Overall, I'm extremely happy so far with this preliminary version of the Big Dummy. We still have some things to tweak and more prototypes coming to test this winter, but the results will only get better.

Gotta give the folks at Surly a lot of credit for going out on a limb for this concept, but it has a whole lot of potential if they do it right. And they're known for getting things right.

Me? I can hardly wait.

Saturday, November 18, 2006

Woody Woodpecker Resurection

It's been a while since I've blogged anything, but I've had a very busy fall. I've put a lot of time and effort over the last couple of months winterizing the house, the garden and my bikes. Plus there's work and family and catching colds. All more likely to score time allotments than blogging.

Anyway, I've decided to start blogging some of my bikes. I tinker with bikes quite a bit and like to try lots of different things, so I thought I might like to show some of them to the world.

First up is a Surly Cross Check that I bought as just a frame in 2000. It's one of the early bean-green frames, and one of the last made with Reynolds 631 tubing. This one started life as sort of a fun off-road cyclocross bike:

Sort of silly that I had bought a 56 cm frame, given that I'm over 6 feet tall, with a 34 inch inseam. Should have gotten a 58 cm at least, and perhaps a 60 cm. As you can see, the bars are quite a bit lower than the saddle. Don't get me wrong—it was a gas to ride—but a sure-fire recipe for a stiff neck later.

So I let my sister's boyfriend ride it for a while, but he really wanted a mountain bike. Then I almost ended up selling it, but decided to make it into a single-speed commuter instead:

Turned out to be the right decision. I always liked the way this bike rides, and it continues to be a pleasure with the upright bars. It's currently a 39-18 with a Formula flip-flop rear hub. It has a Shimano 3N70 dynamo front hub powering an Inoled 20+ 2-watt LED headlight, Nitto Dove bars, Zefal Safari 3 rack and Brooks flyer. All of these things I mention specifically because I like them a lot and would recommend them to anyone. The front view at the top of the post shows the dynamo hub and the Inoled on its Inofix stem mount. Also shown is the Woody Woodpecker headbadge, the origin of which is an Ancient German-Irish Secret, and huge homemade mud flap. Note in the side view how the mud flap falls below a line between the bottom of the front wheel and the bottom of the chainring, intercepting the stream of wet, gritty crap present whenever one is in motion during one of Wisconsin's winters.

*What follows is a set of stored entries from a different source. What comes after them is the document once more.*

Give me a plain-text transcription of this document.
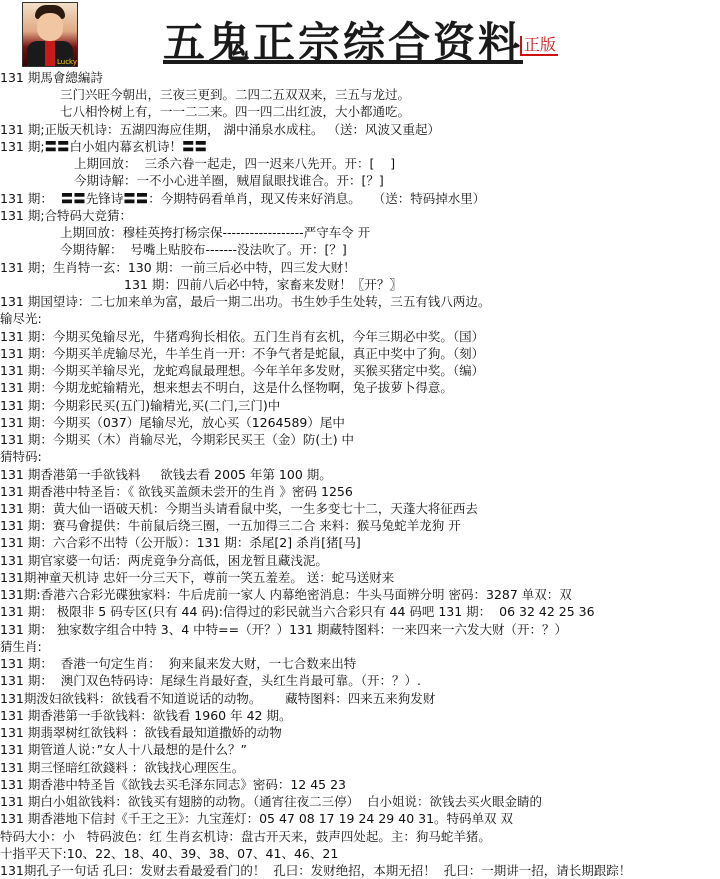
Lucky 五鬼正宗综合资料 正版
131 期馬會總編詩
三门兴旺今朝出，三夜三更到。二四二五双双来，三五与龙过。
七八相怜树上有，一一二二来。四一四二出红波，大小都通吃。
131 期;正版天机诗：五湖四海应佳期， 湖中涌泉水成柱。 （送：风波又重起）
131 期;〓〓白小姐内幕玄机诗！〓〓
上期回放：  三杀六眷一起走，四一迟来八先开。开：[    ]
今期诗解：一不小心进羊圈，贼眉鼠眼找谁合。开：[？]
131 期：  〓〓先锋诗〓〓：今期特码看单肖，现又传来好消息。   （送：特码掉水里）
131 期;合特码大竞猜：
上期回放：穆桂英挎打杨宗保------------------严守车令 开
今期待解：  号嘴上贴胶布-------没法吹了。开：[？]
131 期；生肖特一玄：130 期：一前三后必中特，四三发大财！
131 期：四前八后必中特，家畜来发财！〖开？〗
131 期国望诗：二七加来单为富，最后一期二出功。书生妙手生处转，三五有钱八两边。
输尽光:
131 期：今期买兔输尽光，牛猪鸡狗长相依。五门生肖有玄机，今年三期必中奖。（国）
131 期：今期买羊虎输尽光，牛羊生肖一开：不争气者是蛇鼠，真正中奖中了狗。（刻）
131 期：今期买羊输尽光，龙蛇鸡鼠最理想。今年羊年多发财，买猴买猪定中奖。（编）
131 期：今期龙蛇输精光，想来想去不明白，这是什么怪物啊，兔子拔萝卜得意。
131 期：今期彩民买(五门)输精光,买(二门,三门)中
131 期：今期买（037）尾输尽光，放心买（1264589）尾中
131 期：今期买（木）肖输尽光，今期彩民买王（金）防(土) 中
猜特码:
131 期香港第一手欲钱料     欲钱去看 2005 年第 100 期。
131 期香港中特圣旨：《 欲钱买盖颜未尝开的生肖 》密码 1256
131 期：黄大仙一语破天机：今期当头请看鼠中奖，一生多变七十二，天蓬大将征西去
131 期：赛马會提供：牛前鼠后绕三圈，一五加得三二合 来料：猴马兔蛇羊龙狗 开
131 期：六合彩不出特（公开版）：131 期：杀尾[2] 杀肖[猪[马]
131 期官家婆一句话：两虎竟争分高低，困龙暂且藏浅泥。
131期神童天机诗 忠奸一分三天下，尊前一笑五羞差。 送：蛇马送财来
131期:香港六合彩光碟独家料：牛后虎前一家人 内幕绝密消息：牛头马面辨分明 密码：3287 单双：双
131 期： 极限非 5 码专区(只有 44 码):信得过的彩民就当六合彩只有 44 码吧 131 期：  06 32 42 25 36
131 期： 独家数字组合中特 3、4 中特==（开？）131 期藏特图料：一来四来一六发大财（开：？）
猜生肖:
131 期：  香港一句定生肖：  狗来鼠来发大财，一七合数来出特
131 期：  澳门双色特码诗：尾绿生肖最好查，头红生肖最可靠。（开：？）.
131期泼妇欲钱料：欲钱看不知道说话的动物。      藏特图料：四来五来狗发财
131 期香港第一手欲钱料：欲钱看 1960 年 42 期。
131 期翡翠树红欲钱料 ：欲钱看最知道撒娇的动物
131 期管道人说：”女人十八最想的是什么？”
131 期三怪暗红欲錢料 ：欲钱找心理医生。
131 期香港中特圣旨《欲钱去买毛泽东同志》密码：12 45 23
131 期白小姐欲钱料：欲钱买有翅膀的动物。（通宵往夜二三停）  白小姐说：欲钱去买火眼金睛的
131 期香港地下信封《千王之王》：九宝莲灯：05 47 08 17 19 24 29 40 31。特码单双 双
特码大小：小   特码波色：红 生肖玄机诗：盘古开天来，鼓声四处起。主：狗马蛇羊猪。
十指平天下:10、22、18、40、39、38、07、41、46、21
131期孔子一句话 孔曰：发财去看最爱看门的！  孔曰：发财绝招，本期无招！  孔曰：一期讲一招，请长期跟踪！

Because this bike was designed to take the largest tires possible, the chainstay bridge was pretty far forward. There used to be a huge, ugly gap between the fender and the tire and the fender touched the seat mast:

Can't have that. Fortunately, our local hardware store had a 15-cent nylon spacer that now moves the fender back just enough to look good and resolve the touching issue:

Also visible is the no-skid and electrical tape chainstay protector.

The other issue with the fender was a major conflict with the Zefal rack. The Cross Check has only one rear braze-on, so the chunky Zefal rack mounts and the v-stays of the SKS fenders have to attach at the same point. Visible in the side view (several pictures above) is a lot of crossing of rack and fender stays. In the end, they simply weren't going to both attach to the outside of the dropout, so I ran an extra-long bolt and nutted the stays to the inboard side of the braze-ons:

which wouldn't have worked with a multi-speed setup, but works just fine with a single.

This is still a cyclocross bike. It has a high bottom bracket, snappy handling and a short wheelbase that results in some substantial toe overlap with the front wheel. Even so, it's remarkably stable, agile and its horizontal dropouts and enormous tire clearance make it very versatile. It can easily handle 700c 35 Nokian Hakkapeliitta studded tires, which I used briefly this spring (I'll use them more extensively this winter). They have a harsh ride, but combining them with the dynamo hub make this a very capable winter bike.